The title of the film, while also simultaneously a reference to Trump’s reality show, is also about the mentor and apprentice relationship between the impressionable Donald and the fixer Cohen. Strong is solid as Cohen, proudly proclaiming that people call him the devil and yelling one should never admit defeat. He doesn’t mind scaring people with underhanded legal tricks, saying he has been charged multiple times and nothing stuck. He is giving young Donald the various tricks of how to succeed, at one point giving him a bunch of alcohol Donald can’t handle. Cohen even proudly shows off his network of surveillance equipment he uses to catch people in compromising positions. He says one must do anything to protect democracy in America, saying he sent people to the death penalty for treason.
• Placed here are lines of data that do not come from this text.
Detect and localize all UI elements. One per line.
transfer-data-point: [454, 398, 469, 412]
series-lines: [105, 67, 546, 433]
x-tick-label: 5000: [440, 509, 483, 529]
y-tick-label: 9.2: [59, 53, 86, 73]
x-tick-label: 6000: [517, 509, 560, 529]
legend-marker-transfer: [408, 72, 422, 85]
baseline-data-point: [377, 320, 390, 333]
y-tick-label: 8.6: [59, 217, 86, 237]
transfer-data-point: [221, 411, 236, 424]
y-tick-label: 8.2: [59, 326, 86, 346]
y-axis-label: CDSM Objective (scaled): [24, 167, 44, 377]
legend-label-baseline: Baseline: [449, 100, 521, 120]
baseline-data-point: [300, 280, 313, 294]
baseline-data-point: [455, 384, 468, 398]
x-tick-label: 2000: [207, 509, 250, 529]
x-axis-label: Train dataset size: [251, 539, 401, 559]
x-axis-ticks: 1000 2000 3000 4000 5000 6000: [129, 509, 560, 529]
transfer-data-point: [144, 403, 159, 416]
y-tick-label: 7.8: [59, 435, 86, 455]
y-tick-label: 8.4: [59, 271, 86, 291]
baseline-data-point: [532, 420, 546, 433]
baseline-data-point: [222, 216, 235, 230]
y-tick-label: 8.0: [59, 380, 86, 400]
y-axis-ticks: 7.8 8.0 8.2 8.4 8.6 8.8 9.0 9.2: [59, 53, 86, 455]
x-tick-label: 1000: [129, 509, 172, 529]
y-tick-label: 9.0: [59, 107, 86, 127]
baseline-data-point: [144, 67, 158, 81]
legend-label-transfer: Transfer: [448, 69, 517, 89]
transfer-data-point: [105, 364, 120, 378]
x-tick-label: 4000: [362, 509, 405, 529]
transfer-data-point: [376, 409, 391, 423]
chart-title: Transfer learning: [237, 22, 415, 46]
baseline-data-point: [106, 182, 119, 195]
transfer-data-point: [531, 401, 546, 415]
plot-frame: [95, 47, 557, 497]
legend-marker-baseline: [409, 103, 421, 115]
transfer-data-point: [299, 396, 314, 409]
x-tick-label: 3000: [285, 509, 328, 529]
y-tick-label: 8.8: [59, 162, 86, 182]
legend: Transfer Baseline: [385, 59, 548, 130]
He is an absolute bastard and Trump absorbs all of his teachings as an eager sponge, and by the end, years later, when talking to his Ghost Writer about the “Art” of the deal, Trump reiterates his master’s teachings, word for word.

There is a standard awards movie bait in the second half that leans into a few cliches. As Trump becomes more prominent, Cohen becomes more irrelevant. As the AIDS crisis in the 1980s becomes more pronounced, Cohen’s close associate succumbs to the disease. Cohen tries to put his friend up in a Trump hotel but Trump has him thrown out, which enrages Cohen as he splits from Donald. In an awesomely bitter scene, Cohen rips into Trump saying he was the one who made him. The arc of a mean guy who gets sick and is weak and pathetic in the finale (even being rolled along in a wheelchair by his old friend) is played out so it doesn’t quite resonate and feels a little like mandatory awards bait.
In the end, The Apprentice is a savage takedown, presenting the devolution of Donald over the years, culminating in a graphic scene of him undergoing scalp and liposuction surgery that shows he is as much a fraud as the nonsense he spouts. The film may trade in a few cliché biodrama tropes, but it’s a compelling watch of an eager learner becoming a sleazy phony, as he falls into a world of fakeness that he always wanted to be a part of.